Title: Jane the Virgin (Seasons 1 - 3)
Creator: Jennie Snyder Urman 👩🏼 🇺🇸
Directors: 12 women, 5 POC
Writers: Carolina Rivera (30 episodes, 👩🏽 🇺🇸 ), various

Reviewed by Mimi 👩🏻 🇺🇸

Quality: 4/5
The CW show has a lot of fun with its telenovela inspiration yet manages to avoid outright silliness and keep adult viewers watching thanks to its heartfelt writing and acting.

Gender: 5/5
Does it pass the Bechdel Test? YES
Gina Rodriguez brings a refreshingly grounded quality to her performance as the titular Jane.
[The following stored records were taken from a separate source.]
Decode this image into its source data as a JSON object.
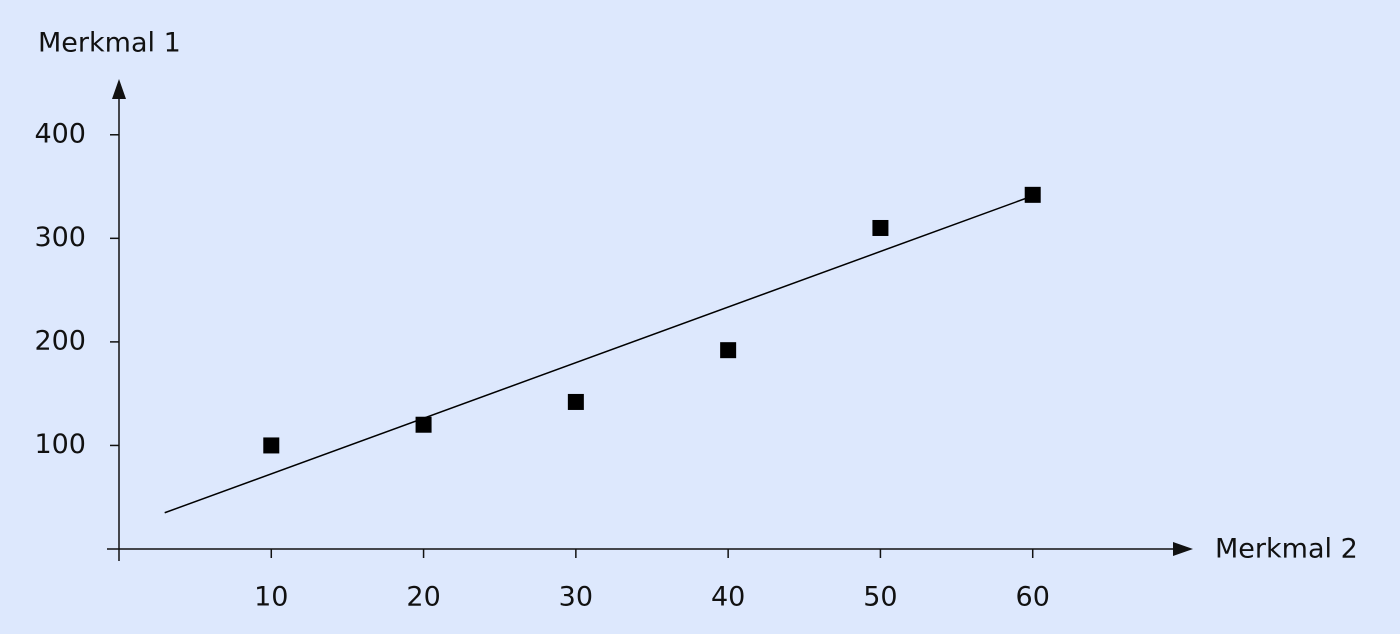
{
  "chart_data": {
    "type": "scatter",
    "x_label": "Merkmal 2",
    "y_label": "Merkmal 1",
    "series": [
      {
        "color": "#000000",
        "x": [
          10,
          20,
          30,
          40,
          50,
          60
        ],
        "values": [
          100,
          120,
          142,
          192,
          310,
          342
        ]
      }
    ],
    "trendline": {
      "color": "#000000",
      "x": [
        3,
        60
      ],
      "values": [
        35,
        341
      ]
    },
    "xlim": [
      0,
      70
    ],
    "ylim": [
      0,
      450
    ],
    "xticks": [
      10,
      20,
      30,
      40,
      50,
      60
    ],
    "yticks": [
      100,
      200,
      300,
      400
    ]
  }
}
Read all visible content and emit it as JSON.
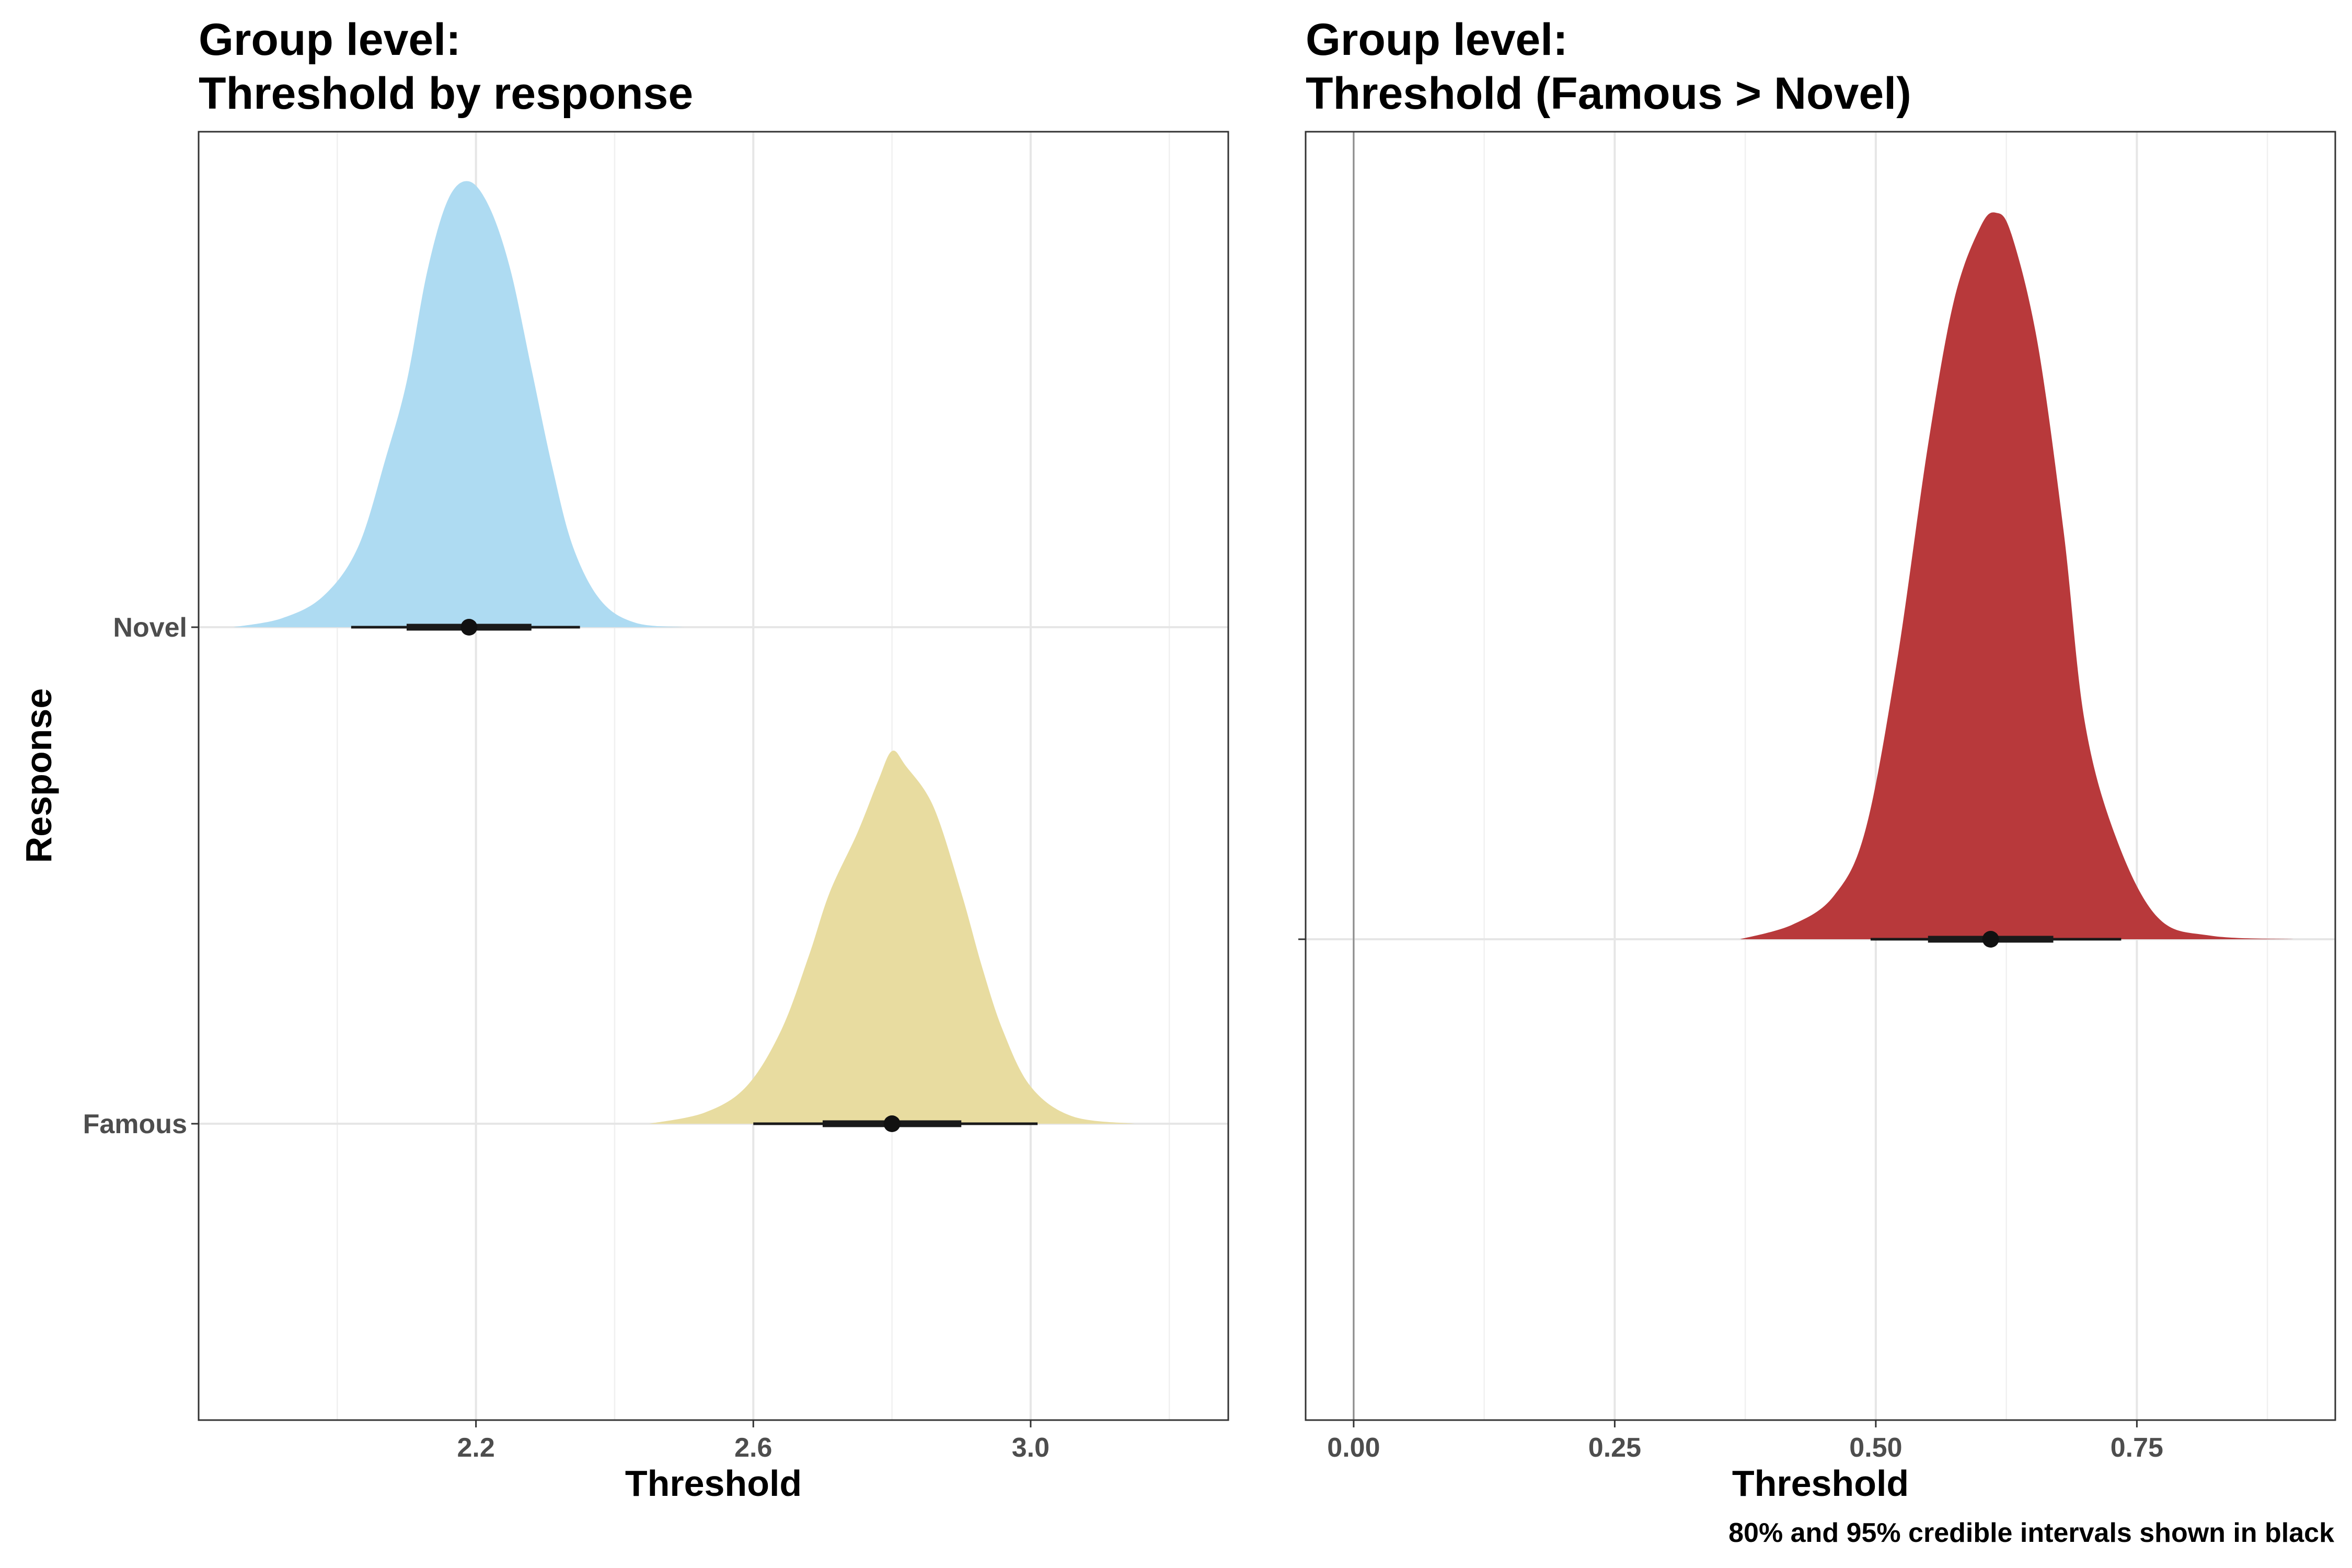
{
  "caption": "80% and 95% credible intervals shown in black",
  "chart_data": [
    {
      "type": "density",
      "title_lines": [
        "Group level:",
        "Threshold by response"
      ],
      "xlabel": "Threshold",
      "ylabel": "Response",
      "xlim": [
        1.8,
        3.285
      ],
      "x_ticks": [
        2.2,
        2.6,
        3.0
      ],
      "x_tick_labels": [
        "2.2",
        "2.6",
        "3.0"
      ],
      "x_minor_ticks": [
        2.0,
        2.4,
        2.8,
        3.2
      ],
      "grid": true,
      "categories": [
        "Novel",
        "Famous"
      ],
      "series": [
        {
          "name": "Novel",
          "color": "#aedbf2",
          "density": {
            "x": [
              1.85,
              1.92,
              1.98,
              2.03,
              2.07,
              2.1,
              2.13,
              2.16,
              2.19,
              2.22,
              2.25,
              2.28,
              2.31,
              2.34,
              2.38,
              2.43,
              2.5
            ],
            "y": [
              0.0,
              0.02,
              0.07,
              0.18,
              0.38,
              0.55,
              0.8,
              0.96,
              1.0,
              0.94,
              0.8,
              0.58,
              0.36,
              0.18,
              0.06,
              0.01,
              0.0
            ]
          },
          "median": 2.19,
          "ci80": [
            2.1,
            2.28
          ],
          "ci95": [
            2.02,
            2.35
          ]
        },
        {
          "name": "Famous",
          "color": "#e8dca0",
          "density": {
            "x": [
              2.45,
              2.53,
              2.59,
              2.64,
              2.68,
              2.71,
              2.75,
              2.78,
              2.8,
              2.82,
              2.86,
              2.9,
              2.93,
              2.96,
              3.0,
              3.06,
              3.15
            ],
            "y": [
              0.0,
              0.03,
              0.1,
              0.25,
              0.45,
              0.62,
              0.78,
              0.92,
              1.0,
              0.96,
              0.85,
              0.62,
              0.42,
              0.25,
              0.1,
              0.02,
              0.0
            ]
          },
          "median": 2.8,
          "ci80": [
            2.7,
            2.9
          ],
          "ci95": [
            2.6,
            3.01
          ]
        }
      ]
    },
    {
      "type": "density",
      "title_lines": [
        "Group level:",
        "Threshold (Famous > Novel)"
      ],
      "xlabel": "Threshold",
      "ylabel": "",
      "xlim": [
        -0.046,
        0.94
      ],
      "x_ticks": [
        0.0,
        0.25,
        0.5,
        0.75
      ],
      "x_tick_labels": [
        "0.00",
        "0.25",
        "0.50",
        "0.75"
      ],
      "x_minor_ticks": [
        0.125,
        0.375,
        0.625,
        0.875
      ],
      "grid": true,
      "reference_line_x": 0,
      "series": [
        {
          "name": "",
          "color": "#b8393b",
          "density": {
            "x": [
              0.37,
              0.42,
              0.46,
              0.49,
              0.52,
              0.55,
              0.575,
              0.6,
              0.615,
              0.63,
              0.655,
              0.68,
              0.7,
              0.73,
              0.77,
              0.82,
              0.9
            ],
            "y": [
              0.0,
              0.02,
              0.06,
              0.15,
              0.38,
              0.68,
              0.88,
              0.98,
              1.0,
              0.97,
              0.82,
              0.56,
              0.3,
              0.14,
              0.03,
              0.005,
              0.0
            ]
          },
          "median": 0.61,
          "ci80": [
            0.55,
            0.67
          ],
          "ci95": [
            0.495,
            0.735
          ]
        }
      ]
    }
  ]
}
While her love triangle with Michael (Brett Dier) and Rafael (Justin Baldoni) provided the initial source of conflict, Jane’s story is ultimately about family, specifically mothers and daughters of the three generations of Villanueva women. Jane’s relationships with her single mother Xo (Andrea Navedo) and her grandmother Alba (Ivonne Coll) provide the backbone to the show, as they hash out real-world issues—everything from jobs to parenting to female sexuality. Even Petra (Yael Grobglas), who often fulfills the role of antagonist, is allowed to be a fully formed character and delivers many of the comedic highlights.

Race: 5/5
A wealth of Latinx actors proliferate the cast, which makes absolute sense given that the show is set in Miami. Actual telenovela star, Jamie Camil, who plays Jane’s biological father and telenovela celebrity Rogelio De La Vega on the show (it’s very meta), is a gem! Amid the melodramatic twists and multiple subplots expected of a telenovela, the show also deals head on with cultural (especially religious) identity, class, language barriers, and illegal immigration without pandering.

LGBTQ: 3/5
While Rafael’s sister, Luisa (Yara Martinez), is openly gay and her relationships figured prominently into the intrigue early on, her character has been less integral to the later season. Luisa and her lovers Rose (Bridget Regan) and Susanna Barnett (Megan Ketch) are also conventionally femme.

Mediaversity Grade: B+ (4.25/5)
Writer Nicole Chung once tweeted: “if we’d had Jane the Virgin years ago, would we really have needed Gilmore Girls”. Richly rendered women of color boost this altogether enjoyable series.